Bazı bilim adamları “Toplumumuz, bizleri bu tip hastalıklara daha hassas hale getiren şartları yarattı” diyerek 21. yüzyılın mevcut politikaların yanlışlığını dile getiriyor. Salgın neticesinde oluşan kriz, dünya sorunlarının yeniden sorgulanması ve bu sorunlara karşı daha bilinçli yaklaşılması gerektiğini gösteriyor. Unutulmamalı ki dünya, insanların ortak yaşam alanı ve sorunlara birlikte çözüm üretmek gibi büyük bir sorumluluğumuz var.
“İş”te Esnek Dönem, Endişeler ve Gelecek…
1970’lerden itibaren küçük ölçekte deneyimlenen yeni çalışma biçimleri, COVID-19’un etkisiyle yaygınlaşıyor. Birçok sektör evden çalışma sistemine topluca ve hızla adapte oldu. Ancak çalışanlar bu durumun getireceği yeni risklerden de endişeli. Esnek çalışma zaman içinde yaygınlaşarak yeni bir çalışma hayatını yani sanal iş yerini beraberinde getirebilir. Sanal iş yerinin ise dünya genelinde sosyal izolasyon hissinin güçlenmesine ve seçilmiş yalnızlığa neden olabileceği belirtiliyor. Yeni çalışma yöntemlerinin çalışanlarda maddi kaygıları artırabileceği de ifade edilen unsurlar arasında yer alıyor. Diğer yandan çok sayıda işletmenin sanal çalışma biçimini benimsemesi ihtimalinin de artabileceği söyleniyor. Bu bağlamda, gittikçe artan sayıda işveren ve çalışan, tele çalışma alternatifini bir çalışma biçimi olarak tercih edebilir.
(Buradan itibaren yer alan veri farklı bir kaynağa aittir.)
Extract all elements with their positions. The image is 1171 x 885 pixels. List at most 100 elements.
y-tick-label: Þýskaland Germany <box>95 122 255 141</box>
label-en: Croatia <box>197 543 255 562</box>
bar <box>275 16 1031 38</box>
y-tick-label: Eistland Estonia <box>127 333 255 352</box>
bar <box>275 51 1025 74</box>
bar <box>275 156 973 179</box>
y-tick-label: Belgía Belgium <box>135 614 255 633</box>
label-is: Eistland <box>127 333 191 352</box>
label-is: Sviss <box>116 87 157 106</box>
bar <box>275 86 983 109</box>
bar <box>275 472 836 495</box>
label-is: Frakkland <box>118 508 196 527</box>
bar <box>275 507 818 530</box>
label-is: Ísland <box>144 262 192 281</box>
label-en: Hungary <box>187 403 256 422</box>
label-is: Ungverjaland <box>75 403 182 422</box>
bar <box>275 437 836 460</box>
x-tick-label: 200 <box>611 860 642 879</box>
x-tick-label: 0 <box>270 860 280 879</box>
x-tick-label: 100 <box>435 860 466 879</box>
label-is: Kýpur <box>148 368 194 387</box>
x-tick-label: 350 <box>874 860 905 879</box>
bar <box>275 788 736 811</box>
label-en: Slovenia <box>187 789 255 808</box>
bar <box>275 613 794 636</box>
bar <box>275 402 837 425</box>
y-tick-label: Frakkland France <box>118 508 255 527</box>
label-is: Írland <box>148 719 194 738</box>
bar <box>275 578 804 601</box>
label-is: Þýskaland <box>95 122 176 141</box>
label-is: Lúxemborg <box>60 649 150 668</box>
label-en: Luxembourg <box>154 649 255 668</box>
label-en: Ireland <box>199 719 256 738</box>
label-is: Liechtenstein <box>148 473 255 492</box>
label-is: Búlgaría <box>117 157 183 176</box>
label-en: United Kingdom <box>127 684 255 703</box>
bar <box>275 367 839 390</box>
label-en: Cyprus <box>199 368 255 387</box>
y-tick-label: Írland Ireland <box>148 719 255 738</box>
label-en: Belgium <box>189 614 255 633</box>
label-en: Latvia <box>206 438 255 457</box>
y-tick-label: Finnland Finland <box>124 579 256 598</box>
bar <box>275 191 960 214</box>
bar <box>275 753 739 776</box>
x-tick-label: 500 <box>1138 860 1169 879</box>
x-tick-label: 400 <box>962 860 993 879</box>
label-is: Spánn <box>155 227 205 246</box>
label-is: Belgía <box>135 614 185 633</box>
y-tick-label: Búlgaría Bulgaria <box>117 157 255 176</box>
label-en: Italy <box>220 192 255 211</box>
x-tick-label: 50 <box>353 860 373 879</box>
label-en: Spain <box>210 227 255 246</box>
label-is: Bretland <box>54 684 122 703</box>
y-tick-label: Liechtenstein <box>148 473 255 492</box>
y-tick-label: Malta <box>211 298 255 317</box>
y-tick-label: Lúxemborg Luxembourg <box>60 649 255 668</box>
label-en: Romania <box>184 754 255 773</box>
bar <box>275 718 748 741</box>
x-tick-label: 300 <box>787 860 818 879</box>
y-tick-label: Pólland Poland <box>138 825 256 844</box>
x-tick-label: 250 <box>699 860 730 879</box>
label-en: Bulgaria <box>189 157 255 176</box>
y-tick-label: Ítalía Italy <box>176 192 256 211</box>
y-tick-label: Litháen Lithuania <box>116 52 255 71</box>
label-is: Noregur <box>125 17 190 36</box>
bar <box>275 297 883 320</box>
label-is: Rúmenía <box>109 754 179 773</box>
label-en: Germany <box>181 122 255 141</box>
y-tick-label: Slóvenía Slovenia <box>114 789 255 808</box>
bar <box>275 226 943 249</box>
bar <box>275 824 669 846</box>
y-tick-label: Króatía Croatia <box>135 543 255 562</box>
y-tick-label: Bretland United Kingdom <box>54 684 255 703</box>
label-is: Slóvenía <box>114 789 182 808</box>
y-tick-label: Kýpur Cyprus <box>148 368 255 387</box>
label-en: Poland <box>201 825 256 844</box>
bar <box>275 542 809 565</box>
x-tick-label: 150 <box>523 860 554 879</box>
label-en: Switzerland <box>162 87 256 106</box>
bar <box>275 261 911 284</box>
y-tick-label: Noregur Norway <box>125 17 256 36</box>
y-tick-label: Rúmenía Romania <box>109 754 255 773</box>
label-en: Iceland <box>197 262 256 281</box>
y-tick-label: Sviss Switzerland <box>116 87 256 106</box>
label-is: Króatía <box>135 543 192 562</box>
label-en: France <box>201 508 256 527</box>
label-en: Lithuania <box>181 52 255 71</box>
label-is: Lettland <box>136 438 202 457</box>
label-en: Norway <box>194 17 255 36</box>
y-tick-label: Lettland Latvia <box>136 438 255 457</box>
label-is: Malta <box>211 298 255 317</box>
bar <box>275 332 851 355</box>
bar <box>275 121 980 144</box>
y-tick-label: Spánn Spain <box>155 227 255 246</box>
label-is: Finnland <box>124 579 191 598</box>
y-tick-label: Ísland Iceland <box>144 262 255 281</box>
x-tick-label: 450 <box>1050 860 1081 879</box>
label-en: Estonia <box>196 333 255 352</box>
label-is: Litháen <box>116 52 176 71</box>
Güvensizlik, Yalnızlık ve Ötekileştirme
Uzmanlar bu süreçte kendini risk altında hisseden bireylerin, yakın çevresindeki insanların hastalık taşıdığı endişesi nedeniyle toplumsal güvensizliği hızlandırabileceğini söylüyor. Bireylerin içinde bulundukları zorunlu sosyal izolasyonun, bilinç ve niyet durumlarını değiştirebileceğini ifade eden araştırmacılar, bu durumun zaman içerisinde yerini “tercih edilen izolasyon” veya dayanışma biçimlerine de bırakabileceğini söylüyor.
Tercih edilen izolasyon ya da dayanışma biçimlerinin, Koronavirüsün etkilerinin uzun sürmesi halinde ülkeleri kendi içinde kaynaştırıp, farklı gruplara olan tutumlarında ise daha da mesafeli bir duruma getirebileceği bilim insanlarınca dile getiriliyor. İnsanların, başta Uzak Doğulular olmak üzere, potansiyel bulaşıcı hastalık kaynağı olarak gördüğü yabancılara karşı olumsuz tavırlar alabileceği ifade ediliyor. Salgından “Çin virüsü” olarak bahsedilmesi de bunun göstergeleri arasında yer alıyor.
Evde İş Bölümü
Uzmanlar, ev içinde geçirilen zamanın artmasıyla ev içi ilişkilerinin de sorgulandığını düşünüyor. Uzmanlara göre bu süreçte, ev içi ilişkilerde eski alışkanlıkları gözden geçirmek ve daha uyumlu hale dönüştürmek büyük önem taşıyor. Ailelerin evde geçirdiği sürenin artması ev içi iş yükünü de artırıyor. Ev işlerinin kadın işi gibi görülmesi yerine etkin bir iş bölümü, örneğin bazı işlerin sırayla yapılması, bu sürecin evde yaşayan herkes için daha iyi geçmesi açısından yararlı görülüyor.